Question

Let \[f\left( x \right) = 8{x^3} - 6{x^2} - 2x + 1\] , then
A.\[f\left( x \right) = 0\] has no root in \[\left( {0,1} \right)\]
B.\[f\left( x \right) = 0\] has at least one root in \[\left( {0,1} \right)\]
C.\[f'\left( c \right)\] vanishes for some \[c \in \left( {0,1} \right)\]
D.None

Answer 1

Hint: Here, we will find the root of the equation and the condition for differentiability. We will consider the function and find the root. Then by applying the Rolle’s theorem we will find the conditions of differentiability of the given equation.
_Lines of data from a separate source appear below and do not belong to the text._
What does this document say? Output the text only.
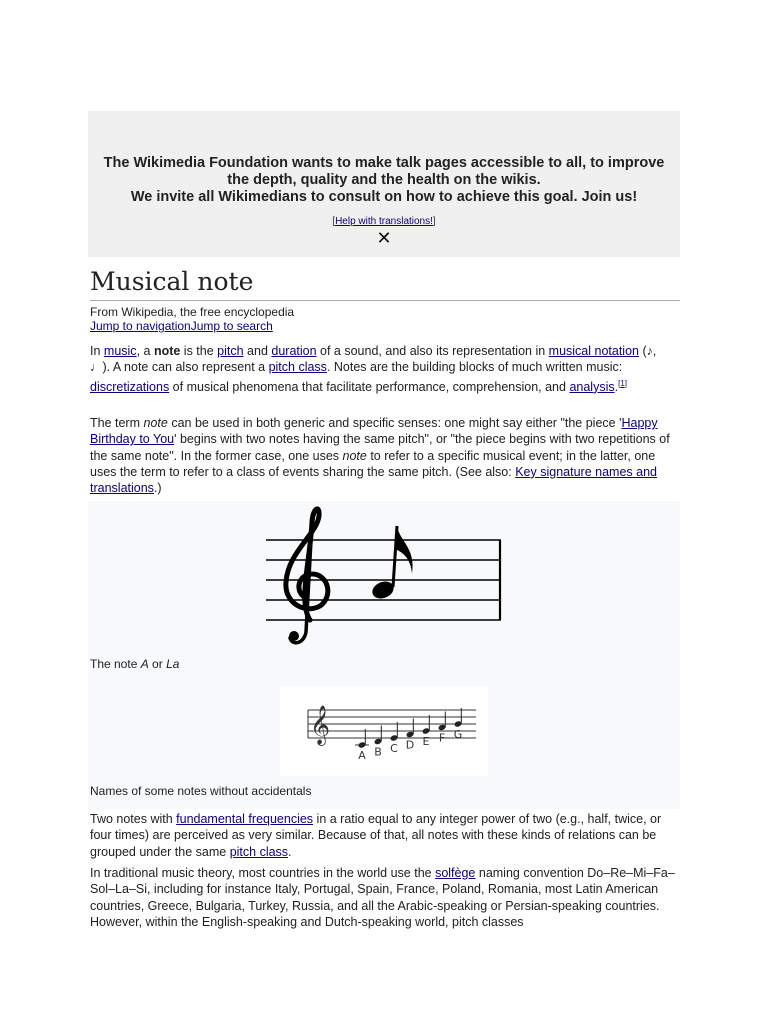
The Wikimedia Foundation wants to make talk pages accessible to all, to improve the depth, quality and the health on the wikis.
We invite all Wikimedians to consult on how to achieve this goal. Join us!
[Help with translations!]
✕
Musical note
From Wikipedia, the free encyclopedia
Jump to navigationJump to search

In music, a note is the pitch and duration of a sound, and also its representation in musical notation (♪, ♩). A note can also represent a pitch class. Notes are the building blocks of much written music: discretizations of musical phenomena that facilitate performance, comprehension, and analysis.[1]

The term note can be used in both generic and specific senses: one might say either "the piece 'Happy Birthday to You' begins with two notes having the same pitch", or "the piece begins with two repetitions of the same note". In the former case, one uses note to refer to a specific musical event; in the latter, one uses the term to refer to a class of events sharing the same pitch. (See also: Key signature names and translations.)

The note A or La
𝄞
A B C D E F G
Names of some notes without accidentals

Two notes with fundamental frequencies in a ratio equal to any integer power of two (e.g., half, twice, or four times) are perceived as very similar. Because of that, all notes with these kinds of relations can be grouped under the same pitch class.

In traditional music theory, most countries in the world use the solfège naming convention Do–Re–Mi–Fa–Sol–La–Si, including for instance Italy, Portugal, Spain, France, Poland, Romania, most Latin American countries, Greece, Bulgaria, Turkey, Russia, and all the Arabic-speaking or Persian-speaking countries. However, within the English-speaking and Dutch-speaking world, pitch classes
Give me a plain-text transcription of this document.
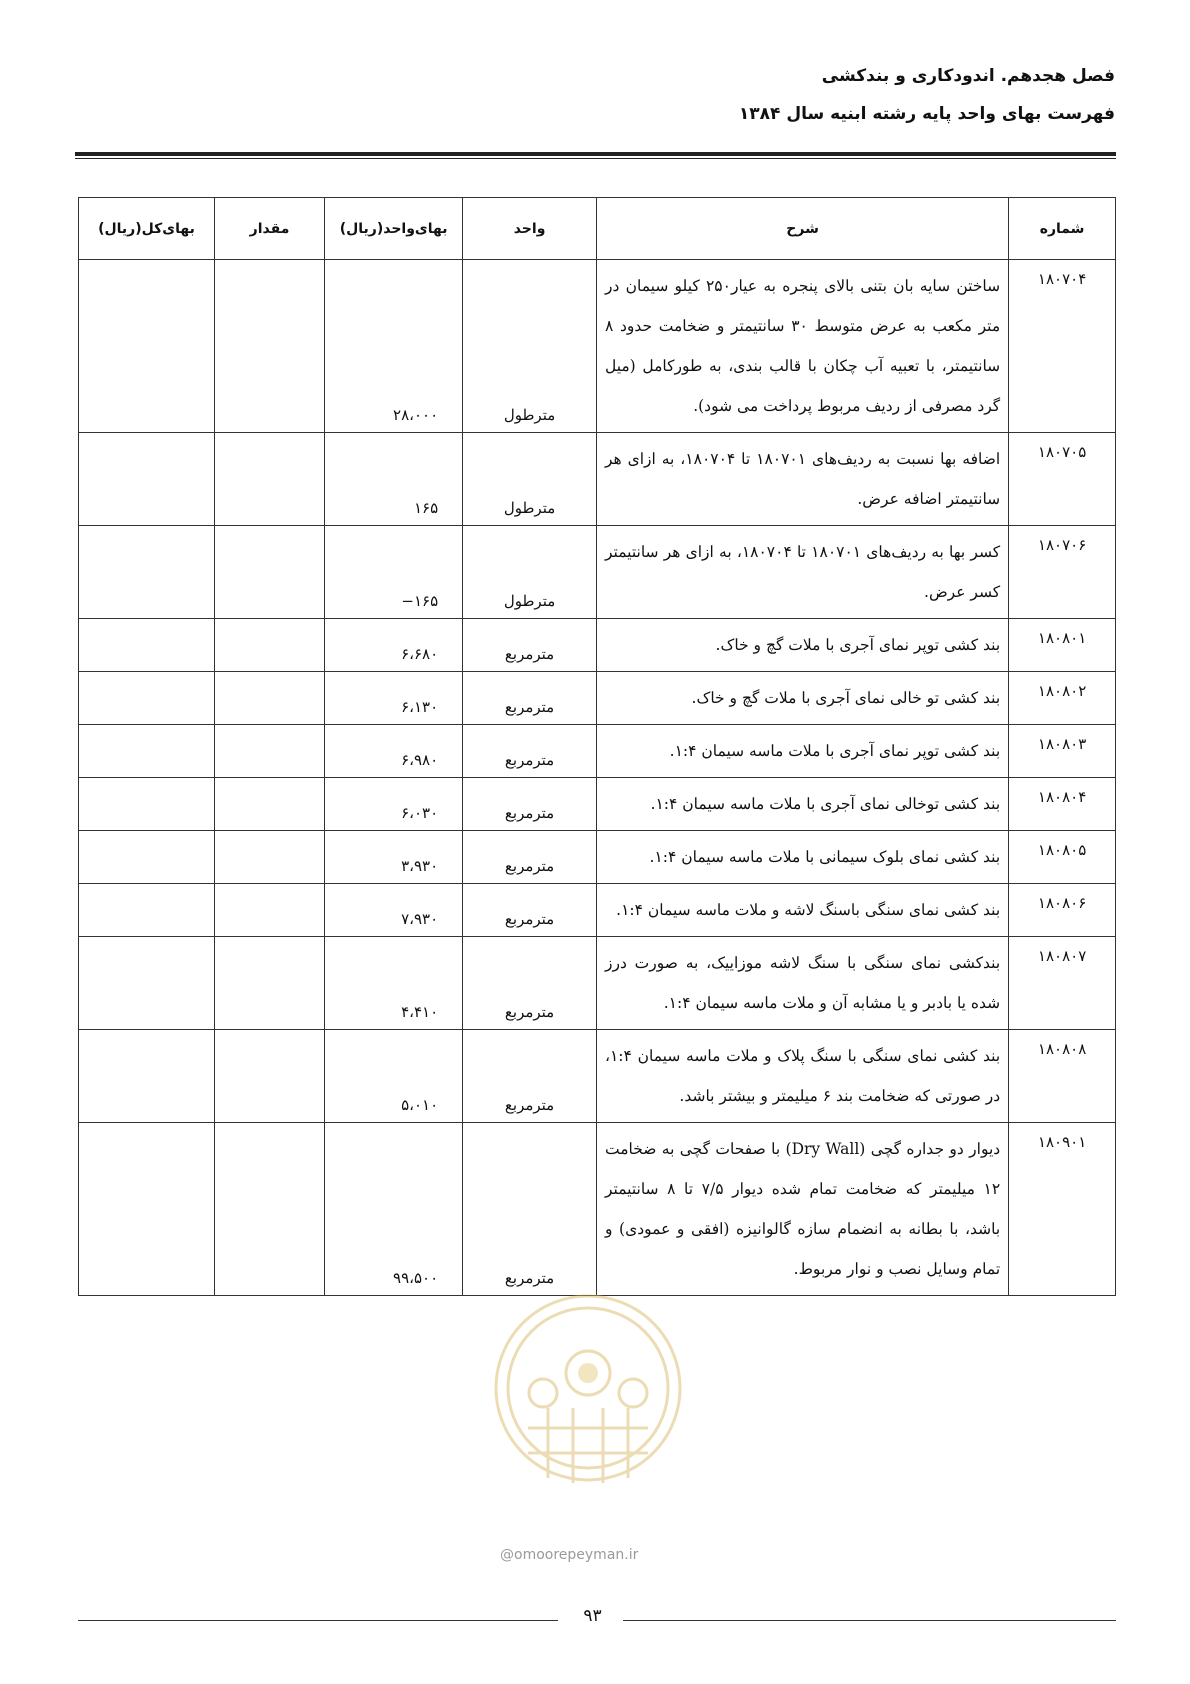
فصل هجدهم. اندودکاری و بندکشی
فهرست بهای واحد پایه رشته ابنیه سال ۱۳۸۴
شماره	شرح	واحد	بهای‌واحد(ریال)	مقدار	بهای‌کل(ریال)
۱۸۰۷۰۴	ساختن سایه بان بتنی بالای پنجره به عیار۲۵۰ کیلو سیمان در متر مکعب به عرض متوسط ۳۰ سانتیمتر و ضخامت حدود ۸ سانتیمتر، با تعبیه آب چکان با قالب بندی، به طورکامل (میل گرد مصرفی از ردیف مربوط پرداخت می شود).	مترطول	۲۸،۰۰۰		

۱۸۰۷۰۵	اضافه بها نسبت به ردیف‌های ۱۸۰۷۰۱ تا ۱۸۰۷۰۴، به ازای هر سانتیمتر اضافه عرض.	مترطول	۱۶۵		

۱۸۰۷۰۶	کسر بها به ردیف‌های ۱۸۰۷۰۱ تا ۱۸۰۷۰۴، به ازای هر سانتیمتر کسر عرض.	مترطول	−۱۶۵		

۱۸۰۸۰۱	بند کشی توپر نمای آجری با ملات گچ و خاک.	مترمربع	۶،۶۸۰		

۱۸۰۸۰۲	بند کشی تو خالی نمای آجری با ملات گچ و خاک.	مترمربع	۶،۱۳۰		

۱۸۰۸۰۳	بند کشی توپر نمای آجری با ملات ماسه سیمان ۱:۴.	مترمربع	۶،۹۸۰		

۱۸۰۸۰۴	بند کشی توخالی نمای آجری با ملات ماسه سیمان ۱:۴.	مترمربع	۶،۰۳۰		

۱۸۰۸۰۵	بند کشی نمای بلوک سیمانی با ملات ماسه سیمان ۱:۴.	مترمربع	۳،۹۳۰		

۱۸۰۸۰۶	بند کشی نمای سنگی باسنگ لاشه و ملات ماسه سیمان ۱:۴.	مترمربع	۷،۹۳۰		

۱۸۰۸۰۷	بندکشی نمای سنگی با سنگ لاشه موزاییک، به صورت درز شده یا بادبر و یا مشابه آن و ملات ماسه سیمان ۱:۴.	مترمربع	۴،۴۱۰		

۱۸۰۸۰۸	بند کشی نمای سنگی با سنگ پلاک و ملات ماسه سیمان ۱:۴، در صورتی که ضخامت بند ۶ میلیمتر و بیشتر باشد.	مترمربع	۵،۰۱۰		

۱۸۰۹۰۱	دیوار دو جداره گچی (Dry Wall) با صفحات گچی به ضخامت ۱۲ میلیمتر که ضخامت تمام شده دیوار ۷/۵ تا ۸ سانتیمتر باشد، با بطانه به انضمام سازه گالوانیزه (افقی و عمودی) و تمام وسایل نصب و نوار مربوط.	مترمربع	۹۹،۵۰۰		

@omoorepeyman.ir
۹۳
Complete step-by-step answer:
Let the given polynomial \[f\left( x \right) = 8{x^3} - 6{x^2} - 2x + 1\].
By substituting \[x = 0\] in the polynomial \[f\left( x \right)\], we get
\[ \Rightarrow f\left( 0 \right) = 8{\left( 0 \right)^3} - 6{\left( 0 \right)^2} - 2\left( 0 \right) + 1\].
By subtracting the terms, we get
\[ \Rightarrow f\left( 0 \right) = 1\].
Now substituting \[x = 1\] in the polynomial \[f\left( x \right)\],we get
\[f\left( 1 \right) = 8{\left( 1 \right)^3} - 6{\left( 1 \right)^2} - 2\left( 1 \right) + 1\]
By subtracting the terms, we get
\[ \Rightarrow f\left( 1 \right) = 8 - 6 - 2 + 1\]
\[ \Rightarrow f\left( 1 \right) = 1\]
Since \[f\left( 0 \right) = f\left( 1 \right) = 1\] i.e., \[f\left( a \right) = f\left( b \right)\]
Now differentiating \[f\left( x \right) = 8{x^3} - 6{x^2} - 2x + 1\], we get
\[f'\left( x \right) = 24{x^2} - 12x - 2\]
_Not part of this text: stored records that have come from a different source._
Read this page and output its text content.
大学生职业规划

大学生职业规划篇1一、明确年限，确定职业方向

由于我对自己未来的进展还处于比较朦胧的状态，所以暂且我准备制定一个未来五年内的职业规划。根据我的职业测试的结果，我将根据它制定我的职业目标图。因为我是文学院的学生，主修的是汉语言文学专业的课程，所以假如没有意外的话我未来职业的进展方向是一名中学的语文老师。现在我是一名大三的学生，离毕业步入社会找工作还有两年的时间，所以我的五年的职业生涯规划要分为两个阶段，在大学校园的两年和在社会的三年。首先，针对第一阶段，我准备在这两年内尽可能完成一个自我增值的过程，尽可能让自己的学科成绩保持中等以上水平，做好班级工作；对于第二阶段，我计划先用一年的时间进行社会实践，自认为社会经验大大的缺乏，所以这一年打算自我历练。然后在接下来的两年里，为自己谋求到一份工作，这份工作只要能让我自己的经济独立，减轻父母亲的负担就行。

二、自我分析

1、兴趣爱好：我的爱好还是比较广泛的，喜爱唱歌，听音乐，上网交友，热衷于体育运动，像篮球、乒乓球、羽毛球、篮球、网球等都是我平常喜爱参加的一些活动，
Applying Rolle’s theorem in the interval \[\left[ {0,1} \right]\] , we get
\[f'\left( x \right) = 24{x^2} - 12x - 2\]
\[ \Rightarrow f'\left( c \right) = 12{c^2} - 6c - 1\]
Now, \[f'\left( c \right) = 0\] vanishes at \[c \in \left( {0,1} \right)\]
So, the function vanishes for some \[c \in \left( {0,1} \right)\].
Therefore, the given polynomial \[f\left( x \right) = 8{x^3} - 6{x^2} - 2x + 1\], \[f\left( x \right) = 0\] has at least one root in \[\left( {0,1} \right)\] and \[f'\left( c \right)\] vanishes for some \[c \in \left( {0,1} \right)\].
Thus, option (B) and (C) are the correct answers.
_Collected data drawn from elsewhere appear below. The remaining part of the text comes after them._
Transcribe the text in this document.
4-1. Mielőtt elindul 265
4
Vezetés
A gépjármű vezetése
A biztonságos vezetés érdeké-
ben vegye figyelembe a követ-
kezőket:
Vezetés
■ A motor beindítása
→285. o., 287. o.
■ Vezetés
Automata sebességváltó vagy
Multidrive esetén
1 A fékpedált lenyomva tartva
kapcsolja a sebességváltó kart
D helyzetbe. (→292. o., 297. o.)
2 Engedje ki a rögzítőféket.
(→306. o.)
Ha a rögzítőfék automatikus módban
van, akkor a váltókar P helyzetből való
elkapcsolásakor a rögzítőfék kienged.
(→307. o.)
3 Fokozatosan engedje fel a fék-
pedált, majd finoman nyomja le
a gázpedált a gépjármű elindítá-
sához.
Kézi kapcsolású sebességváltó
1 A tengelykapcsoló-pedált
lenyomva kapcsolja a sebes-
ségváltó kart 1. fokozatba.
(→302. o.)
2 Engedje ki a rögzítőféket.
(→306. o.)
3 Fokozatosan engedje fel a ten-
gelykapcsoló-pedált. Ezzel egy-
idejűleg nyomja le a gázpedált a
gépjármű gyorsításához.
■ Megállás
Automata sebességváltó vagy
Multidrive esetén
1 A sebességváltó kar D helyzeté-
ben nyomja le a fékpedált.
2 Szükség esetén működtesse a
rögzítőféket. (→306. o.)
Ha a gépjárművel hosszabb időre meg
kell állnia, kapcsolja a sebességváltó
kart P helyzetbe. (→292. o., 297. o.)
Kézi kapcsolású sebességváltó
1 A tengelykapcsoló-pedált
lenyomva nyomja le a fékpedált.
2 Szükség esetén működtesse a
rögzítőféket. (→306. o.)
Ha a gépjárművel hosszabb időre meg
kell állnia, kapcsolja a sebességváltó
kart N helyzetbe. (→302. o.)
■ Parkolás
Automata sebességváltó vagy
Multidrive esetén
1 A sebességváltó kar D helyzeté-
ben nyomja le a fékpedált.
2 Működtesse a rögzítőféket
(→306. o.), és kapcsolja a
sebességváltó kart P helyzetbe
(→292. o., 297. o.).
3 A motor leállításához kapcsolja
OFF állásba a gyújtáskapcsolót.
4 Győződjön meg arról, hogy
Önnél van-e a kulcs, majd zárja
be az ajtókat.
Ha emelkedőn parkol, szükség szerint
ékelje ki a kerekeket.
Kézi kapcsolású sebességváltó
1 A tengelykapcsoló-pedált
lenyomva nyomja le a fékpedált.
Note: We know that Rolle’s theorem states that suppose that a function \[f\left( x \right)\] is continuous on the closed interval \[\left[ {a,b} \right]\] and differentiable on the open interval \[\left( {a,b} \right)\] , then if \[f\left( a \right) = f\left( b \right)\] , then there exists at least one point \[c\] in the open interval \[\left( {a,b} \right)\]for which \[f'\left( c \right) = 0\] . The necessary conditions of Rolle’s theorem to be true is \[f\left( x \right)\] is continuous on the closed interval \[\left[ {a,b} \right]\] , \[f\left( x \right)\] is differentiable on the open interval and \[f\left( a \right) = f\left( b \right)\]. A continuous function is defined as a function when there is no abrupt change in the values of a function and always lies in the limits. A differentiable function is defined as a function whose derivative exists at all points of the interval.